Using 8-pound test line, Wilson ties a colorful jig about 18 inches above a 1/0 hook (which is used for a live minnow). Instead of using a large sinker to anchor the rig, he uses a bullet-shaped weight (similar to that used by bass fishermen), which is separated from the hook by a small red plastic bead.
And with the sonar readings as his guide, Wilson is able to fish the bait in places where crappie often go unnoticed.
Trolling with multiple rods, rigged with multiple jig weights and colors, is the fastest way to find fish, especially in unfamiliar waters.
Trolling A Path To Crappie
Mike Howard's career as a tournament crappie fisherman has lead him to water as diverse as the shallow, weedy lakes of Florida to the deep-water river and creek channels of Kentucky Lake. Typically with tournaments, the competitors have a limited amount of time to locate fish, which is similar to the plight faced by most weekend anglers as well. Howard's answer is trolling, a technique that helped him and partner David Stancil win a past U.S. Crappie Association Classic.
"The key to finding crappie throughout the year is to try to relate some type of structure to the proper depth during that time of the year," the Oxford, Ala., angler says. "The main way we locate crappie on any lake is through trolling. Trolling is simply a way of increasing your odds of both finding and then catching crappie."
Howard's boat is a crappie-fishing machine rigged for serious business. Using electronics that include a liquid crystal depth finder, temperature unit and trolling-speed gauge as their guides, Howard and Stancil man 14 graphite rods that stretch out from every direction. Using rods of various lengths, the pair can thoroughly cover a wide path through the water, while using different weights of lures to probe different depths. And they troll with 14 different colors or color combinations of plastic tube jigs. Their comprehensive system uses a trolling speed of between 1.2 and 1.5 mph, which they have found to be the best all-around pace for locating crappie. From experience, the pair has found that such speeds will make a tube jig on a 1/32-ounce jig head run 8 to 10 feet deep; a 1/16-ounce jig will be 12 to 15 feet deep; and a 1/8-ounce jig dives 16 to 20 feet.
"The idea behind trolling is that you put the odds in your favor much more than casting or vertically fishing," Howard says. "Not only can you cover a lot more water, but you have a much better chance of determining the exact depth of the fish on that particular day. And with using so many different colors, you have a much better chance of determining the most productive color for that day.

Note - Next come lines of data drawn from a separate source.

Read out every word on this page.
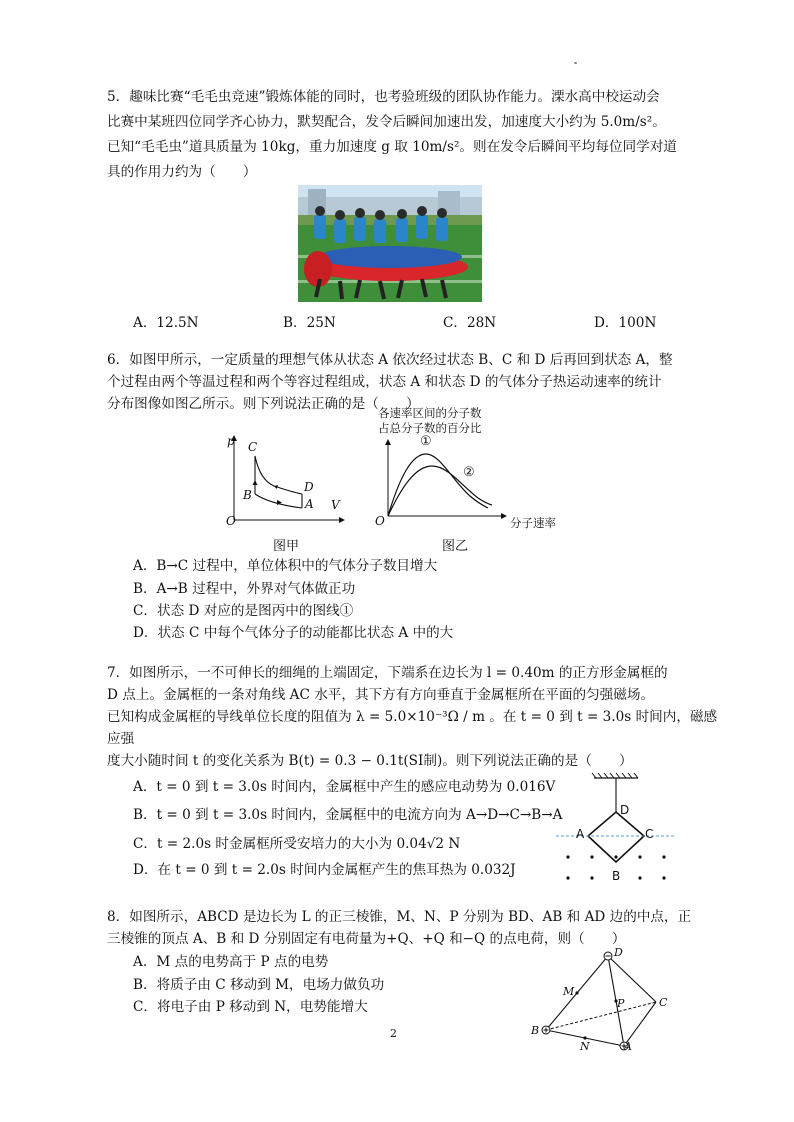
5．趣味比赛“毛毛虫竞速”锻炼体能的同时，也考验班级的团队协作能力。溧水高中校运动会
比赛中某班四位同学齐心协力，默契配合，发令后瞬间加速出发，加速度大小约为 5.0m/s²。
已知“毛毛虫”道具质量为 10kg，重力加速度 g 取 10m/s²。则在发令后瞬间平均每位同学对道
具的作用力约为（　　）
A．12.5N	B．25N	C．28N	D．100N
6．如图甲所示，一定质量的理想气体从状态 A 依次经过状态 B、C 和 D 后再回到状态 A，整
个过程由两个等温过程和两个等容过程组成，状态 A 和状态 D 的气体分子热运动速率的统计
分布图像如图乙所示。则下列说法正确的是（　　）
p
V
O
A
B
C
D
图甲
各速率区间的分子数
占总分子数的百分比
①
②
O	分子速率
图乙
A．B→C 过程中，单位体积中的气体分子数目增大
B．A→B 过程中，外界对气体做正功
C．状态 D 对应的是图丙中的图线①
D．状态 C 中每个气体分子的动能都比状态 A 中的大
7．如图所示，一不可伸长的细绳的上端固定，下端系在边长为 l = 0.40m 的正方形金属框的
D 点上。金属框的一条对角线 AC 水平，其下方有方向垂直于金属框所在平面的匀强磁场。
已知构成金属框的导线单位长度的阻值为 λ = 5.0×10⁻³Ω / m 。在 t = 0 到 t = 3.0s 时间内，磁感
应强
度大小随时间 t 的变化关系为 B(t) = 0.3 − 0.1t(SI制)。则下列说法正确的是（　　）
A．t = 0 到 t = 3.0s 时间内，金属框中产生的感应电动势为 0.016V
B．t = 0 到 t = 3.0s 时间内，金属框中的电流方向为 A→D→C→B→A
C．t = 2.0s 时金属框所受安培力的大小为 0.04√2 N
D．在 t = 0 到 t = 2.0s 时间内金属框产生的焦耳热为 0.032J
D
A	C
B
8．如图所示，ABCD 是边长为 L 的正三棱锥，M、N、P 分别为 BD、AB 和 AD 边的中点，正
三棱锥的顶点 A、B 和 D 分别固定有电荷量为+Q、+Q 和−Q 的点电荷，则（　　）
A．M 点的电势高于 P 点的电势
B．将质子由 C 移动到 M，电场力做负功
C．将电子由 P 移动到 N，电势能增大
D
M
P	C
B
N	A
2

"We use everything available to us to increase our odds. That includes our electronics, which we use in several ways. The temperature gauge gives us an indication of the depth the crappie are likely to be holding at in that particular time of the year. The trolling-speed gauge keeps us working at the proper speed. And we use the graph (depth finder) to both work structure and mark schools of crappie."
More and more crappie devotees are discovering new clues for solving the often-mysterious panfish. A new breed of fisherman is tracking their whereabouts in the months before and after the spawn. These crappie connoisseurs have proven that the best fishing of the year can take place when other anglers have hung up their gear.